Many trees fell in a forest to make the Sunday edition of the New York Times. Did they make a sound? If so, it was not heard by Bob Shieffer, who didn’t ask Cheney about its article on Task Force 6-26 and the Black Room (motto “No Blood, No Foul,” because “If you don’t make them bleed, they can’t prosecute for it.”) Even the CIA and the DIA didn’t want to be associated with the goings-on there and pulled their people out of Camp Nama, although, like the memo from Under Sec. Stephen Cambone to William “They’re after us because we’re a Christian nation” Boykin (remember him?), one could be excused for seeing the move as pure CYA, since the CIA continued to provide T 6-26 the intel.
The sole task of the task force was to get Zarqawi.
Which they didn’t do.
But along the way they did torture quite a few people, play paintball with the prisoners, dumped prisoners found to be innocent deep in the desert, and had little ceremonies, like presenting outgoing members with a detainee hood.

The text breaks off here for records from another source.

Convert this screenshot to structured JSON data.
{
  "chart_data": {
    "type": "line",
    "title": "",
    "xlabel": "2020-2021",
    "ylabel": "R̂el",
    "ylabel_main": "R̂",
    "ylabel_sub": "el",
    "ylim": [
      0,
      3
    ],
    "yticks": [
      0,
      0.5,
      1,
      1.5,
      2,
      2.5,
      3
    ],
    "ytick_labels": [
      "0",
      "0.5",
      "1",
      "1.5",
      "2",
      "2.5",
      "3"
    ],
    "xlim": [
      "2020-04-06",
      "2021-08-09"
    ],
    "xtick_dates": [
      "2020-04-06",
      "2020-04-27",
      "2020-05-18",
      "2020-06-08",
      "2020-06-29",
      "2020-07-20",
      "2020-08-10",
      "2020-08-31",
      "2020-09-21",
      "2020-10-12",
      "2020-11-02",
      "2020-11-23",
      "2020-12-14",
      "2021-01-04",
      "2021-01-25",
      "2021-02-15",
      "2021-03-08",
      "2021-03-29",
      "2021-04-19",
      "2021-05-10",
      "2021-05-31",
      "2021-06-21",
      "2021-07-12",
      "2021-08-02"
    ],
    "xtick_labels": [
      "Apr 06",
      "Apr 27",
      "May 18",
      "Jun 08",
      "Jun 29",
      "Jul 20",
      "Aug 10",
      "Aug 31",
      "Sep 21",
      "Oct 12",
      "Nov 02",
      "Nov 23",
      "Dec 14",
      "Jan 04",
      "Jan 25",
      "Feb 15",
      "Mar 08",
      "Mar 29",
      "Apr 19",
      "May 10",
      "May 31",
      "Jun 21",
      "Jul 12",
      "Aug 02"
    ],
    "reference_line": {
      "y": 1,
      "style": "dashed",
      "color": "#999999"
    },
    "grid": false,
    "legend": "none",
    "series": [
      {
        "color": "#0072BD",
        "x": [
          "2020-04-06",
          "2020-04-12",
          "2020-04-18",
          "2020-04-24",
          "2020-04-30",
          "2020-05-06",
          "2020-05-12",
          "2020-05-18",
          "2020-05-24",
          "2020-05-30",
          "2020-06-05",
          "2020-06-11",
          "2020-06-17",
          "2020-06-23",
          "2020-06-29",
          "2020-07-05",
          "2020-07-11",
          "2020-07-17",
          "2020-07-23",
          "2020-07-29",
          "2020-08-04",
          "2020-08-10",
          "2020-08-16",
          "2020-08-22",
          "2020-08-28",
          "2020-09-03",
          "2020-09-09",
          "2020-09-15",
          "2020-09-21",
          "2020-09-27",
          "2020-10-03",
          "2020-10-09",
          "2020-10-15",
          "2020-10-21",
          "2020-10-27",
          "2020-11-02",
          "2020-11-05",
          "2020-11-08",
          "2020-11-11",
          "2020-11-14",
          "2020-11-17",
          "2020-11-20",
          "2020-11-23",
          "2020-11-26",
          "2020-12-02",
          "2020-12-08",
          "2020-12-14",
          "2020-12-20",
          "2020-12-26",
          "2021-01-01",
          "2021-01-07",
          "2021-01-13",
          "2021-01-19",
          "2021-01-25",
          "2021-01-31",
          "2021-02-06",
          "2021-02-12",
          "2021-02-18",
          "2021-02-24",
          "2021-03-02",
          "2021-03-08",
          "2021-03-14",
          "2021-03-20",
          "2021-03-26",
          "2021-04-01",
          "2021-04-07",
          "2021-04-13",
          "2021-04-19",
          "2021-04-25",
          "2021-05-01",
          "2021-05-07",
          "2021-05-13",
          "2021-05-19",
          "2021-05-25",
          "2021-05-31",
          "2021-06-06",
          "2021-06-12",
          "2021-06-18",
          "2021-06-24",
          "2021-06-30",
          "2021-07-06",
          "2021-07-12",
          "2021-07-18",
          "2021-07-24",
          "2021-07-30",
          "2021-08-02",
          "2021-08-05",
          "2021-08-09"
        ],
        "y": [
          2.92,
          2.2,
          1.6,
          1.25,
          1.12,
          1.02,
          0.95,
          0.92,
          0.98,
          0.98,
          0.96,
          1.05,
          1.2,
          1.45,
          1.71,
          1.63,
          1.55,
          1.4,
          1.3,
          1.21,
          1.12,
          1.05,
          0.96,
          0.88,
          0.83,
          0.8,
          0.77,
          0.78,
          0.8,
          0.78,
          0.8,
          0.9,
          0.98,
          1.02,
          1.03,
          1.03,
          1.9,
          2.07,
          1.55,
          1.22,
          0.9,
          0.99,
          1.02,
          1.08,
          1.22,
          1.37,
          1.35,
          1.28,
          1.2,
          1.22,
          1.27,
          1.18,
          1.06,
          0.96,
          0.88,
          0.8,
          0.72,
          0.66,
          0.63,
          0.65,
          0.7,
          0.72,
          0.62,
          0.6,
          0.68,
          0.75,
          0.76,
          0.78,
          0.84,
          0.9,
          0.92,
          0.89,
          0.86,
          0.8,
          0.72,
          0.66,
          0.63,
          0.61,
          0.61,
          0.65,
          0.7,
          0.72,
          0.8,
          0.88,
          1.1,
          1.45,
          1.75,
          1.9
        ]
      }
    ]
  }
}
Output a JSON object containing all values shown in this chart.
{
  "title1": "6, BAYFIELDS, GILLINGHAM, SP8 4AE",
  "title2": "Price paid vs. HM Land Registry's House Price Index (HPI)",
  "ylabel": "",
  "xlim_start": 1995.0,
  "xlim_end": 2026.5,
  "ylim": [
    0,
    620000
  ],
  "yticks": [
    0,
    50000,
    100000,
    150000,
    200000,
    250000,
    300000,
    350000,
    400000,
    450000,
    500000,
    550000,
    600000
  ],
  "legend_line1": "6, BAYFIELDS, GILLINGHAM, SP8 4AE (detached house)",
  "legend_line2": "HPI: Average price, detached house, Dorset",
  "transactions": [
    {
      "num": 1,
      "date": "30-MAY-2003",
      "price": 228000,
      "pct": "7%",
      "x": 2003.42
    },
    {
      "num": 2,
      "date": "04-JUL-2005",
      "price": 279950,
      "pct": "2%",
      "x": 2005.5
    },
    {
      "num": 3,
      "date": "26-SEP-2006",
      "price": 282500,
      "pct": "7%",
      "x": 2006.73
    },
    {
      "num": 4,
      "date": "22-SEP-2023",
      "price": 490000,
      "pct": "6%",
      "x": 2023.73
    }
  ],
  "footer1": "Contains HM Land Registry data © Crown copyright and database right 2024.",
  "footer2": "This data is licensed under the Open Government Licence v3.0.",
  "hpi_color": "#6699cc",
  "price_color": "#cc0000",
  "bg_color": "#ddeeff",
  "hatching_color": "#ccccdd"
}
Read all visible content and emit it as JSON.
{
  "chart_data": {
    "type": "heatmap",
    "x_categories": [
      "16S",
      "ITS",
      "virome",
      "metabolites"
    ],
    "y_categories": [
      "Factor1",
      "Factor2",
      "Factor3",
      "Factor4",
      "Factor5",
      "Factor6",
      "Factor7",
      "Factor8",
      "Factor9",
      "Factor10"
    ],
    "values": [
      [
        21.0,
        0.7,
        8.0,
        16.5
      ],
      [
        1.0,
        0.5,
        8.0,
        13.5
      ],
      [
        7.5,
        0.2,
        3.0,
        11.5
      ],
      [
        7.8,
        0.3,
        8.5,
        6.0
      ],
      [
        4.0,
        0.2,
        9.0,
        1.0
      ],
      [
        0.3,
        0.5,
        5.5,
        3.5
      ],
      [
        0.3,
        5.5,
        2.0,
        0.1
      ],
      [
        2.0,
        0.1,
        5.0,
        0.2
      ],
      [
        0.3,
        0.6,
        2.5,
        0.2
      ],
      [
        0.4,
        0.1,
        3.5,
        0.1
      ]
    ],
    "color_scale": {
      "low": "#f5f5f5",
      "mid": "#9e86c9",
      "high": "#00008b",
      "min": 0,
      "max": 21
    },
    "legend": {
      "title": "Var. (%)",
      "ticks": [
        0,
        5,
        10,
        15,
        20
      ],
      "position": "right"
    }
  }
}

Boykin, by the way, whose god is bigger than your god, said he didn’t find a “pattern of misconduct” by the task force. An army investigation ended last June, having accomplished nothing because task force members... used false names. I mean, what can you do when they use false names? Oh, and 70% of the unit’s computer files were “lost.”
Their base, until they moved somewhere even more secretive, was called Camp Nama, which the NYT says “stood for a coarse phrase that soldiers used to describe the compound.” Does anyone know what that means?
(Update: evidently Nasty Ass Military Area. Guess they reserve all their originality for devising new torture methods. Still -- that’s the phrase the Times was afraid would offend our precious delicate ears?)